Figure 1: Logical blocks in the transceiver PHY layer
- Encode/Decode – packet formation including headers, data interleaving, error correction/detection (FEC, CRC, etc.), compression/decompression, bias suppression, symbol spreading/de-spreading (DSSS), data whitening/de-whitening (or scrambling). Modulate/Demodulate – convert digital data to analog format, can include symbol filtering, frequency conversion, frequency filtering.
- Frequency Spreading/De-spreading – can include techniques to increase or decrease, respectively, the Hz/bit of the analog signal in the channel.
- Transmit/Receive – transition the signal to/from the channel.
3.1.2.Values
Complexity estimates should be provided in terms of both analog and digital die size estimates, semiconductor processes, specified year for process technologies, gate count estimates, and major external components. Similar considerations should be made with regard to MAC enhancements. Reasonable and conservative values should be given. Relative comparisons to existing technologies are acceptable.
3.2.Signal Robustness
3.2.1.General Definitions
An error rate criterion is the maximum bit error rate (BER), where the maximum BER is 10-5. Another error rate criterion is the maximum packet error rate (PER) for a specified packet length. The proposer will be asked to indicate both the BER and the PER, see Sections 2 and 7 of [02/104] used in the determination of this value when indicating the sensitivity of the proposed device. Payload size for the PER test is called out in Section 2 of [02/104] and is intended to be a value between the minimum and maximum packet size.
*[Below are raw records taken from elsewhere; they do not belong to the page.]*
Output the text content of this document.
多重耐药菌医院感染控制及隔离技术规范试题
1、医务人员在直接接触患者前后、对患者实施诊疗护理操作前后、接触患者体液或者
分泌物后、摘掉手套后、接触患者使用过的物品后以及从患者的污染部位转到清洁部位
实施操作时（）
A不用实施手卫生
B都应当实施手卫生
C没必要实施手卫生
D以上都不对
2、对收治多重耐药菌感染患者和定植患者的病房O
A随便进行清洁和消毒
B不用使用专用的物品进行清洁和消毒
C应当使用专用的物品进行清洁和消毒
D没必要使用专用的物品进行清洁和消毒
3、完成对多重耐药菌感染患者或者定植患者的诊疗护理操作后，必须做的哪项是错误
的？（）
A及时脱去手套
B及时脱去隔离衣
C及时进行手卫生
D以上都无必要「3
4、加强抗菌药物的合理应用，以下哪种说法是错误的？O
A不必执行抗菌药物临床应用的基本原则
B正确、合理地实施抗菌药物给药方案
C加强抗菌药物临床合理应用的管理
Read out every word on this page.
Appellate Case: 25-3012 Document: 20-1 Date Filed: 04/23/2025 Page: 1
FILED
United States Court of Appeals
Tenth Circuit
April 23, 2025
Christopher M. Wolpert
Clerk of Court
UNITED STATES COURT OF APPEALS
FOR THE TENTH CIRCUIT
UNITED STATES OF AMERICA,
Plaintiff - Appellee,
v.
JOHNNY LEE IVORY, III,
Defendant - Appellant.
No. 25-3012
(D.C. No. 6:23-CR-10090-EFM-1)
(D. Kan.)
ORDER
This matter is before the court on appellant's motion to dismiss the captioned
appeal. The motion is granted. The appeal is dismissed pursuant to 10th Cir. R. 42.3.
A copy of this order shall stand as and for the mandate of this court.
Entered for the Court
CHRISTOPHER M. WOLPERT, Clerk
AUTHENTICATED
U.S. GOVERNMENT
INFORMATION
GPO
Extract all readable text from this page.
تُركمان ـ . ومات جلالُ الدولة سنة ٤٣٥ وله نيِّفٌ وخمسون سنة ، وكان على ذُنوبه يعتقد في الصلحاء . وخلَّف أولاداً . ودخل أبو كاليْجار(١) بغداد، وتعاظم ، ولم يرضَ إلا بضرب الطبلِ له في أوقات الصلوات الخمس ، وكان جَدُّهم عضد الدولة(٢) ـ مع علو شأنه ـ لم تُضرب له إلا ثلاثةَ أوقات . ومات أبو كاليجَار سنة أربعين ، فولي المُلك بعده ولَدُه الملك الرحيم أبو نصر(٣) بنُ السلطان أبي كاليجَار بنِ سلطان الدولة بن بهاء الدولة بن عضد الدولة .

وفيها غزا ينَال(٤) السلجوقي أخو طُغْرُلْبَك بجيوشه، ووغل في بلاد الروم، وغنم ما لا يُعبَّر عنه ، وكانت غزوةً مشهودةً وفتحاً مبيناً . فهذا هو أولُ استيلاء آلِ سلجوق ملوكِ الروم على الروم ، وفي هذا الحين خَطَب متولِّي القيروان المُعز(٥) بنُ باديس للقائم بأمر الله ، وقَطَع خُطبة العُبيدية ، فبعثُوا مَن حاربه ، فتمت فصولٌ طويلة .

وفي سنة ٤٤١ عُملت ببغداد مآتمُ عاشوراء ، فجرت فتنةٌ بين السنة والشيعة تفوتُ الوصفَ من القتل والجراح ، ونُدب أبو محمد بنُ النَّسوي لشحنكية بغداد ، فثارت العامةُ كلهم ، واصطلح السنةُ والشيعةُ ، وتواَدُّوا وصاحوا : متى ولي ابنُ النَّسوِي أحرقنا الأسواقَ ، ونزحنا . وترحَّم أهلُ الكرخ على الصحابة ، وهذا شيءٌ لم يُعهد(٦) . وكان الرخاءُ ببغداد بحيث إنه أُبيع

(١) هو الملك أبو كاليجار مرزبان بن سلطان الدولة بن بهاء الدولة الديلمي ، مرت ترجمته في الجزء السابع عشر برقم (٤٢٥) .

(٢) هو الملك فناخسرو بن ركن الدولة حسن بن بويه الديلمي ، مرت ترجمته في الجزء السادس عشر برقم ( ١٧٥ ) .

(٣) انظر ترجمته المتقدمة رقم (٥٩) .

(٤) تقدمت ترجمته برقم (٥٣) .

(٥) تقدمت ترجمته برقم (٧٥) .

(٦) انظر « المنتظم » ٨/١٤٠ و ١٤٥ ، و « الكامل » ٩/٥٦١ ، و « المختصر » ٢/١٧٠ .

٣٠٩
The receiver sensitivity is the power level of a signal in dBm present at the input of the receiver for which the error rate criteria are achieved in the AWGN environment at the nominal data rate of 110 Mb/s. The proposer should include all the calculations used to determine the receiver sensitivity. The power level should be specified at the receiver antenna connection (that is, 0 dBi antenna gain assumed). The error ratio should be determined at the PHY-SAP interface, after any error correction methods required in the proposed device have been applied. The minimum required receiver sensitivity is that sensitivity which produces PER less than 8% for 1024 byte packets when receiving a transmitted signal compliant with regulatory emission levels and producing a data rate of 110 Mb/s at the PHY-SAP interface over a free space distance of 10 meters. Devices may exceed the minimum required sensitivity performance; however, the measurements in Section 3.2 are taken relative to the reference receiver sensitivity. The reference receiver sensitivity is defined relative to AWGN level of –174 dBm in terms of a nominal 7 dB noise figure, 3 dB implementation loss, and binary antipodal modulation: Eb/N0=9.6 dB and 10log(BW) data bandwidth. With BW=110 Mb/s the reference receiver sensitivity is –74 dBm.
The PHY-SAP peer-to-peer data throughput of the device is the net amount of data that is transferred from one PHY SAP to another. Throughput should be measured over at least 200 packets. The connection should already have been established and in progress. The units of the data throughput are in Mb/s. The packet length should be that referenced in document [02/104], section 2, and the throughput should include the normal overhead associated with a packet transmission. Unless otherwise noted, the 802.15.3a transceivers are assumed to use 0 dBi antennas.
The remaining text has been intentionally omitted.